“Non andremo al governo a tutti i costi, ci stiamo confrontando. Alcune garanzie le abbiamo chieste, ottenendo rassicurazioni sul Mes, sulla scuola, sulla continuita’ con il governo Conte”. In un’intervista al Corriere della Sera Vito Crimi, reggente di M5s chiarisce la linea politica che guidera’ le scelte del movimento. Ieri Beppe Grillo, fondatore e garante del partito, ha rinviato il voto sulla piattaforma Rousseau dove i militanti dovrebbero esprimersi sulla partecipazione al governo Draghi.
Crimi spiega che sui quesiti non ci sara’ la semplice richiesta del si’ o no al nuovo esecutivo di unita’ nazionale. “Quando avremo qualcosa su cui votare – spiega – scriveremo nei quesiti ‘vogliamo stare in un governo che ha queste caratteristiche?’. Dobbiamo mettere ai voti un programma, aspettiamo che Draghi veda le parti sociali e tiri le conclusioni”

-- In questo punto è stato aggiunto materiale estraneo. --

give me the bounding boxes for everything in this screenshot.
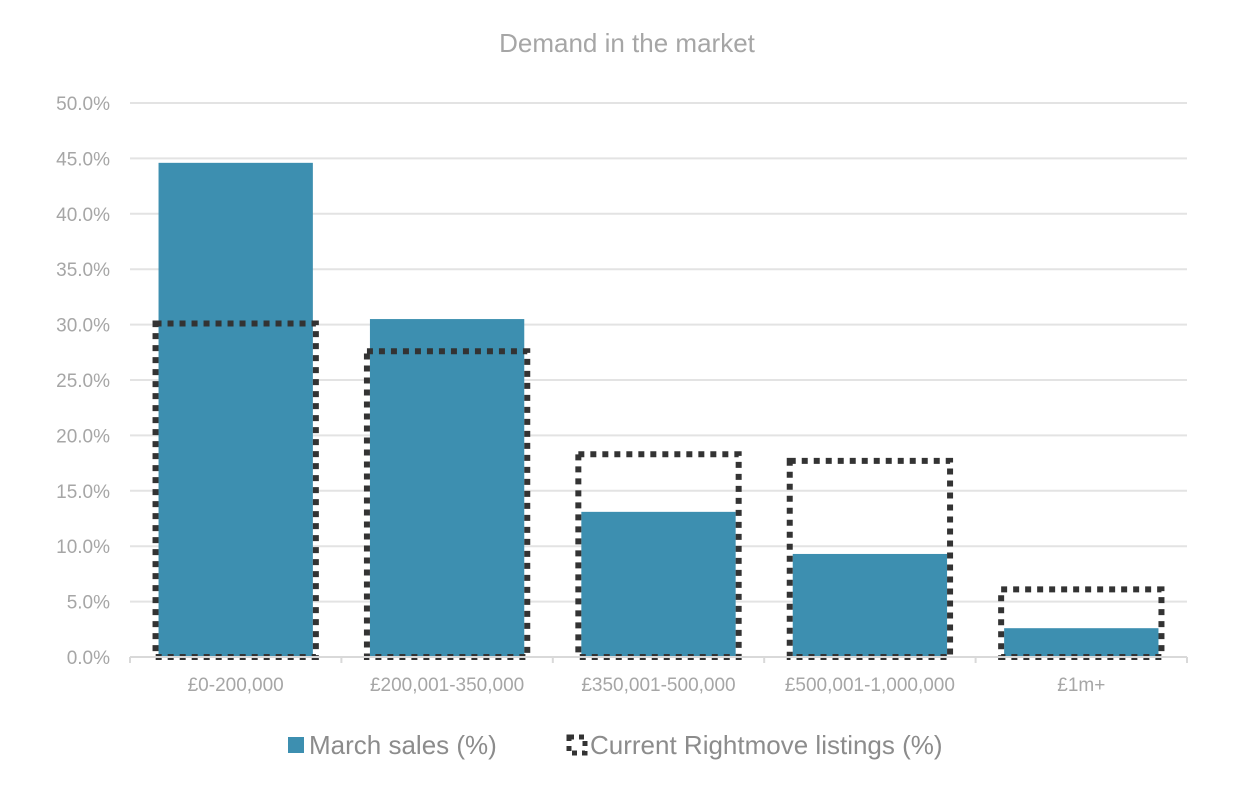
y-tick-label: 20.0%: [56, 426, 110, 447]
y-tick-label: 5.0%: [67, 593, 110, 614]
y-axis-ticks: 0.0% 5.0% 10.0% 15.0% 20.0% 25.0% 30.0% 35.0% 40…: [56, 94, 110, 669]
x-tick-label: £500,001-1,000,000: [785, 675, 955, 696]
y-tick-label: 25.0%: [56, 371, 110, 392]
bar-march-sales: [1004, 628, 1159, 657]
outline-rightmove-listings: [152, 320, 319, 660]
bar-march-sales: [369, 319, 525, 657]
bar-march-sales: [581, 511, 736, 657]
x-tick-label: £200,001-350,000: [370, 675, 524, 696]
legend-label-rightmove-listings: Current Rightmove listings (%): [590, 730, 943, 760]
legend-label-march-sales: March sales (%): [309, 730, 497, 760]
outline-rightmove-listings: [998, 586, 1165, 660]
y-tick-label: 10.0%: [56, 537, 110, 558]
y-tick-label: 30.0%: [56, 316, 110, 337]
x-axis-ticks: £0-200,000 £200,001-350,000 £350,001-500,0…: [188, 675, 1106, 696]
y-tick-label: 35.0%: [56, 260, 110, 281]
legend: March sales (%) Current Rightmove listin…: [288, 730, 943, 760]
outline-rightmove-listings: [363, 348, 531, 660]
y-tick-label: 40.0%: [56, 205, 110, 226]
y-tick-label: 50.0%: [56, 94, 110, 115]
chart-title: Demand in the market: [499, 28, 756, 58]
legend-swatch-rightmove-listings: [566, 734, 588, 756]
x-tick-label: £350,001-500,000: [581, 675, 735, 696]
x-tick-label: £0-200,000: [188, 675, 284, 696]
x-axis: [129, 656, 1188, 663]
legend-swatch-march-sales: [288, 737, 304, 753]
outline-rightmove-listings: [575, 451, 742, 660]
bar-march-sales: [158, 162, 313, 657]
y-tick-label: 0.0%: [67, 648, 110, 669]
y-tick-label: 45.0%: [56, 149, 110, 170]
x-tick-label: £1m+: [1057, 675, 1105, 696]
bar-march-sales: [792, 553, 948, 657]
bars: [158, 162, 1159, 657]
y-tick-label: 15.0%: [56, 482, 110, 503]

Crimi non sembra preoccupato di una possibile scissione del movimento, con la parte anti Draghi guidata da Di Battista e Casaleggio. “Anche quando siamo andati al governo con la Lega e poi con il Pd sembrava fossimo al redde rationem, invece in dieci anni non ci siamo mai spaccati – ragiona – non c’e’ una scissione in atto, ci sono persone che la pensano in modo diverso”.
Eppure in molti hanno gia’ annunciato che saranno all’opposizione. Tra cui diversi senatori. “Fin qui hanno abbandonato una ventina, forse – precisa Crimi – se qualcun altro decidera’ di non adeguarsi al voto degli iscritti ne prenderemo atto, ma non si puo’ definire scissione”. In quanto all’eventualita’ di far entrare M5s nel governo Draghi, secondo il reggente di M5s se prevarranno i si’ vorra’ dire che gli iscritti che “ci hanno sempre chiesto di capitalizzare quel 32% di voti nelle urne e non lasciare il governo nelle mani sbagliate, ancora una volta ci diranno di non perdere questa occasione, non lasciare ad altri la possibilita’ di cambiare le carte del Recovery” che ha scritto il Movimento 5 stelle. Sull’ennesima giravolta grillina (“Mai con la Lega, mai col Pd, mai con Renzi, mai con Draghi…”)
Crimi ha un’opinione pragmatica: “Ammetto, forse ogni tanto abbiamo fatto delle fughe in avanti improprie. Pero’ i nostri iscritti ci hanno sempre chiesto di stare al governo e non farci mettere all’angolo”, commenta.